Was hat Chris de Burgh gemeinsam mit einer Kosmetikschülerin im kleinen, der Großstadt Essen eingemeindeten Dorf Kettwig? Eine Gabe, über die der berühmte Musiker, wie er in einem Interview mit einer Musikzeitschrift einräumte, nicht reden möchte. Genauso wie die Schülerin.

Das Kosmetikstudio mit angrenzender Akademie liegt in einer kleinen Seitenstraße in Kettwigs Altstadt – die in den Aufzeichnungen übrigens das erste Mal 1282 erwähnt wurde. Geschäftiges Treiben inmitten von Straßen mit Fachwerkhäusern, Kopfsteinpflaster und alten Bäumen prägen das Bild. Ein paar Meter weiter geht es über den Hexenbergweg hinunter zu Ruhr.

Passt irgendwie und dann auch wieder doch nicht, „Ich möchte nicht, dass mich jemand für eine Hexe hält oder so“, erklärt die Schülerin, nennen wir sie hier Marie. Dass sie überhaupt bereit ist, ein, zwei Fragen zu beantworten, ist dem Zufall geschuldet. Die Geschäftsführerin der Akademie ist eine Kundin von mir und auf der Suche nach gutem Storytelling für ihre Webseite treffe ich Marie im Studio, als sie sich gerade auf ihre Prüfung vorbereitet. Auf Sicht will sie sich selbständig machen, mit einem ganzheitlichen Konzept aus Kosmetik, Wellness und Massagen.

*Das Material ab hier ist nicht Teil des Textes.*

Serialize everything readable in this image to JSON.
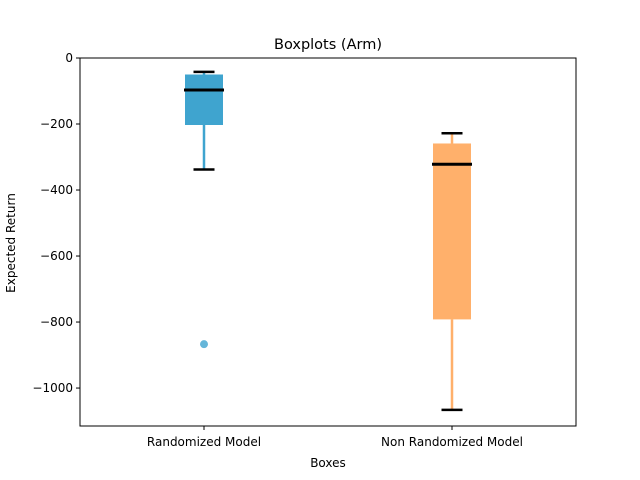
{
  "chart_data": {
    "type": "boxplot",
    "title": "Boxplots (Arm)",
    "xlabel": "Boxes",
    "ylabel": "Expected Return",
    "ylim": [
      -1115,
      0
    ],
    "yticks": [
      0,
      -200,
      -400,
      -600,
      -800,
      -1000
    ],
    "grid": false,
    "categories": [
      "Randomized Model",
      "Non Randomized Model"
    ],
    "boxes": [
      {
        "label": "Randomized Model",
        "whisker_high": -42,
        "q3": -50,
        "median": -97,
        "q1": -203,
        "whisker_low": -338,
        "outliers": [
          -867
        ],
        "color": "#3fa4cf"
      },
      {
        "label": "Non Randomized Model",
        "whisker_high": -228,
        "q3": -259,
        "median": -322,
        "q1": -792,
        "whisker_low": -1066,
        "outliers": [],
        "color": "#ffb06b"
      }
    ]
  }
}
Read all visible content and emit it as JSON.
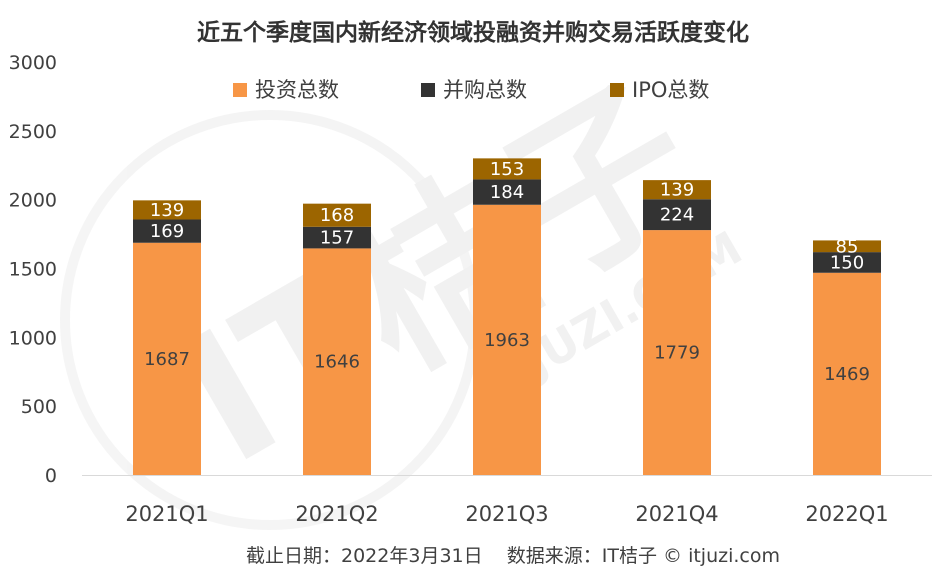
{
  "chart_data": {
    "type": "bar",
    "stacked": true,
    "title": "近五个季度国内新经济领域投融资并购交易活跃度变化",
    "categories": [
      "2021Q1",
      "2021Q2",
      "2021Q3",
      "2021Q4",
      "2022Q1"
    ],
    "series": [
      {
        "name": "投资总数",
        "color": "#F79646",
        "label_color": "#404040",
        "values": [
          1687,
          1646,
          1963,
          1779,
          1469
        ]
      },
      {
        "name": "并购总数",
        "color": "#333333",
        "label_color": "#ffffff",
        "values": [
          169,
          157,
          184,
          224,
          150
        ]
      },
      {
        "name": "IPO总数",
        "color": "#9C6500",
        "label_color": "#ffffff",
        "values": [
          139,
          168,
          153,
          139,
          85
        ]
      }
    ],
    "y_ticks": [
      0,
      500,
      1000,
      1500,
      2000,
      2500,
      3000
    ],
    "ylim": [
      0,
      3000
    ],
    "xlabel": "",
    "ylabel": "",
    "legend_position": "top",
    "grid": false
  },
  "footer": "截止日期：2022年3月31日    数据来源：IT桔子 © itjuzi.com",
  "watermark": {
    "logo": "IT桔子",
    "sub": "ITJUZI.COM"
  }
}
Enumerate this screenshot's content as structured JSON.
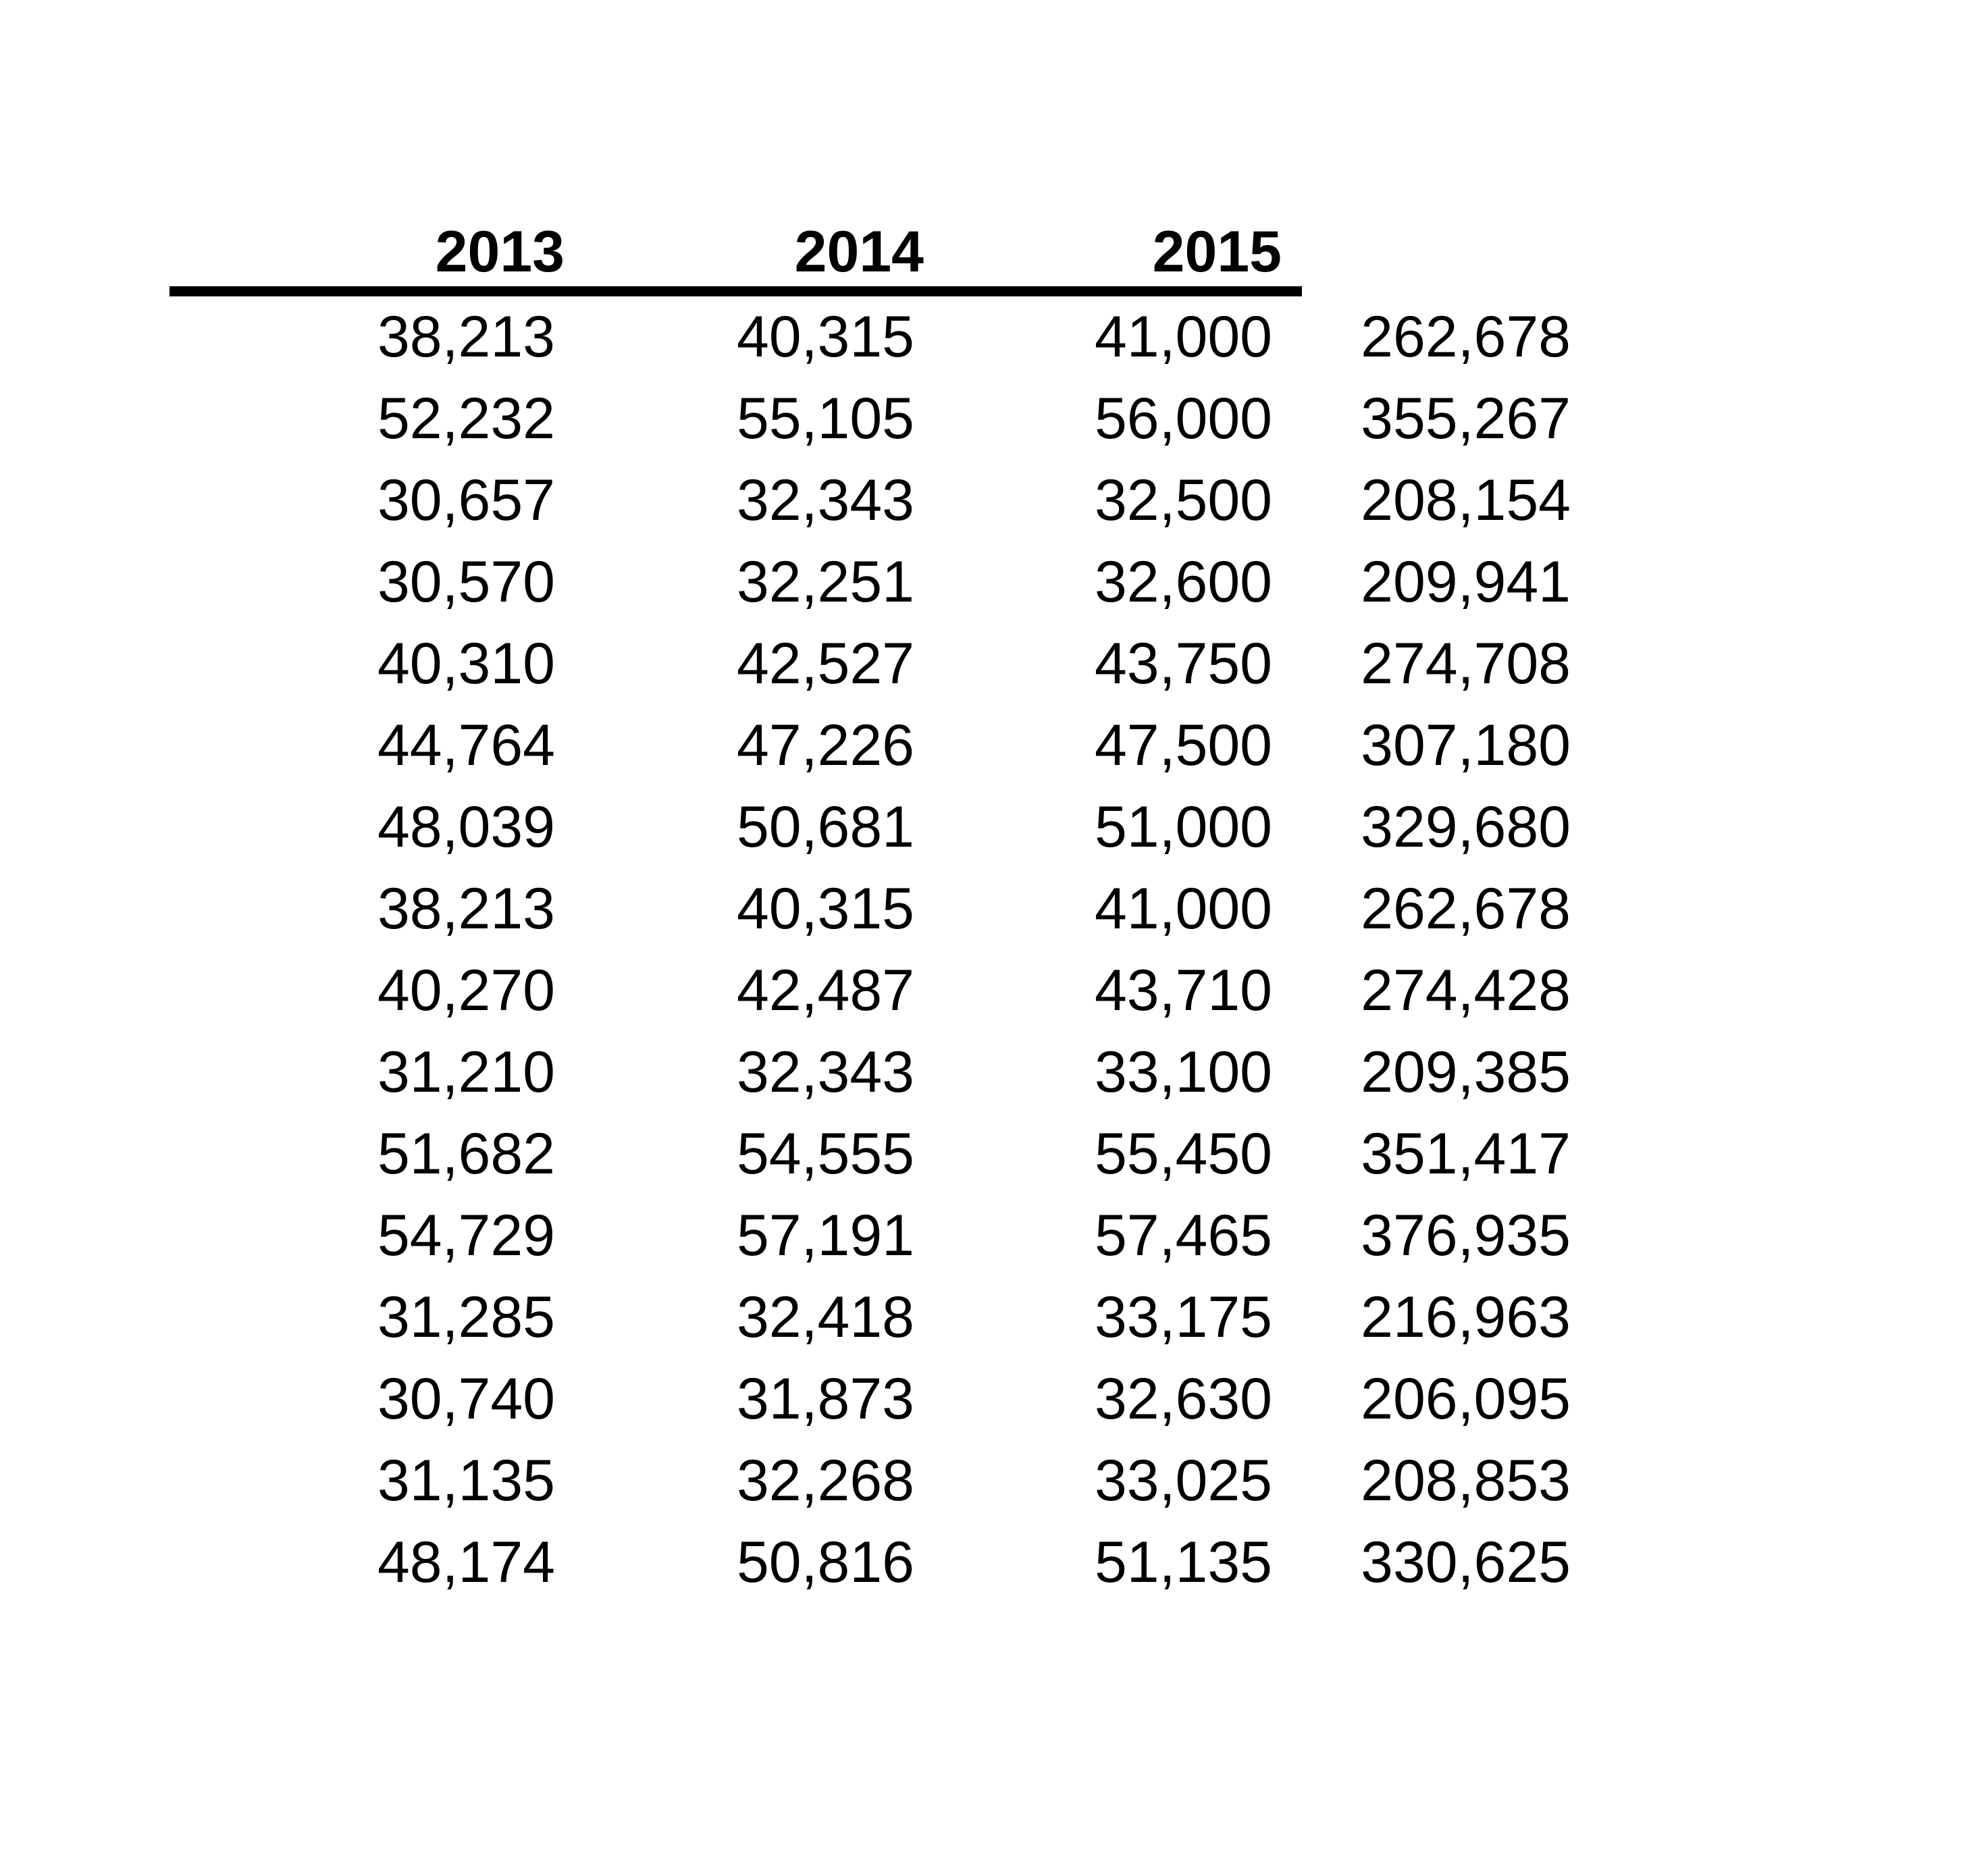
{
  "colors": {
    "background": "#ffffff",
    "text": "#000000",
    "rule": "#000000"
  },
  "table": {
    "headers": [
      "2013",
      "2014",
      "2015",
      ""
    ],
    "rows": [
      [
        "38,213",
        "40,315",
        "41,000",
        "262,678"
      ],
      [
        "52,232",
        "55,105",
        "56,000",
        "355,267"
      ],
      [
        "30,657",
        "32,343",
        "32,500",
        "208,154"
      ],
      [
        "30,570",
        "32,251",
        "32,600",
        "209,941"
      ],
      [
        "40,310",
        "42,527",
        "43,750",
        "274,708"
      ],
      [
        "44,764",
        "47,226",
        "47,500",
        "307,180"
      ],
      [
        "48,039",
        "50,681",
        "51,000",
        "329,680"
      ],
      [
        "38,213",
        "40,315",
        "41,000",
        "262,678"
      ],
      [
        "40,270",
        "42,487",
        "43,710",
        "274,428"
      ],
      [
        "31,210",
        "32,343",
        "33,100",
        "209,385"
      ],
      [
        "51,682",
        "54,555",
        "55,450",
        "351,417"
      ],
      [
        "54,729",
        "57,191",
        "57,465",
        "376,935"
      ],
      [
        "31,285",
        "32,418",
        "33,175",
        "216,963"
      ],
      [
        "30,740",
        "31,873",
        "32,630",
        "206,095"
      ],
      [
        "31,135",
        "32,268",
        "33,025",
        "208,853"
      ],
      [
        "48,174",
        "50,816",
        "51,135",
        "330,625"
      ]
    ]
  },
  "chart_data": {
    "type": "table",
    "title": "",
    "columns": [
      "2013",
      "2014",
      "2015",
      ""
    ],
    "rows": [
      [
        38213,
        40315,
        41000,
        262678
      ],
      [
        52232,
        55105,
        56000,
        355267
      ],
      [
        30657,
        32343,
        32500,
        208154
      ],
      [
        30570,
        32251,
        32600,
        209941
      ],
      [
        40310,
        42527,
        43750,
        274708
      ],
      [
        44764,
        47226,
        47500,
        307180
      ],
      [
        48039,
        50681,
        51000,
        329680
      ],
      [
        38213,
        40315,
        41000,
        262678
      ],
      [
        40270,
        42487,
        43710,
        274428
      ],
      [
        31210,
        32343,
        33100,
        209385
      ],
      [
        51682,
        54555,
        55450,
        351417
      ],
      [
        54729,
        57191,
        57465,
        376935
      ],
      [
        31285,
        32418,
        33175,
        216963
      ],
      [
        30740,
        31873,
        32630,
        206095
      ],
      [
        31135,
        32268,
        33025,
        208853
      ],
      [
        48174,
        50816,
        51135,
        330625
      ]
    ],
    "layout_hints": {
      "header_underline": "thick black rule spanning header columns 1-3 only",
      "alignment": "right",
      "grid": "off"
    }
  }
}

Schon der erste Blick – ich merke, wie sich die Atmosphäre im Raum verändert, fast, als würde kurz mal der Zeiger auf der Uhr stehen bleiben. Später erklärt Marie mir, sie könne die Aura eines Menschen sehen. Aura? Wikipedia erklärt das Phänomen so: Als Energiekörper oder Aura eines Menschen wird in verschiedenen esoterischen Lehren eine Ausstrahlung bezeichnet, die für psychisch oder anderweitig entsprechend empfindsame Menschen als Farbspektrum, das den Körper umgibt, wahrnehmbar sein soll. Aha. Aber gut, vielleicht fühle ich mich deswegen in diesem Moment wie ein offenes Buch – was Marie darin liest, bleibt ihr Geheimnis.

Auch wie sie es macht, dass dieses einer der außergewöhnlichsten Pressetermine wird, die ich bisher hatte – und das waren viele – erklärt sich nicht mit Worten. Marie weiß das vor mir, denn sie beginnt einfach mit einer Massage. „Das kann ich nicht beschreiben, das muss man selber fühlen.“ Insgesamt braucht sie vielleicht fünfzehn Minuten, davon fünf, damit ich mich entspannt auf die Behandlung einlassen kann und ein paar wenige Worte: „Lass Dich fallen.“ Oder habe ich mir das eingebildet? Ich kann es beim besten Willen nicht sagen. Was ich aber weiß – eigentlich waren wir gerade noch beim „Sie“. Dann warme Hände, die die Energie nur so fließen lassen.  Und gleichzeitig die vertrackten Stellen – vor allem Nacken und Schultern – erkennen und fiese Blockaden lösen, eingehandelt durch regelmäßig falsche Haltung vor dem Notebook. Kurz irritierend wird es, als ich erst nur einen Hauch, dann ein heftiges Pusten auf der Haut fühle, aber auch das ist mir irgendwann ganz egal.

Bevor ich gehe, müde und dennoch erfrischt, frage ich doch einmal nach, was es mit dem Pusten auf sich hat. Mir fällt auf, Marie wirkt plötzlich ein wenig mitgenommen. Sie fragt zurück: „Kann es sein, dass Sie im Moment viel Stress haben?“ Und: „Ich darf Ihre Aura nicht einatmen – damit sich das nicht auf mich überträgt.“ Ich glaube, ich brauche doch mal wieder Urlaub. Oder die Telefonnummer von Marie.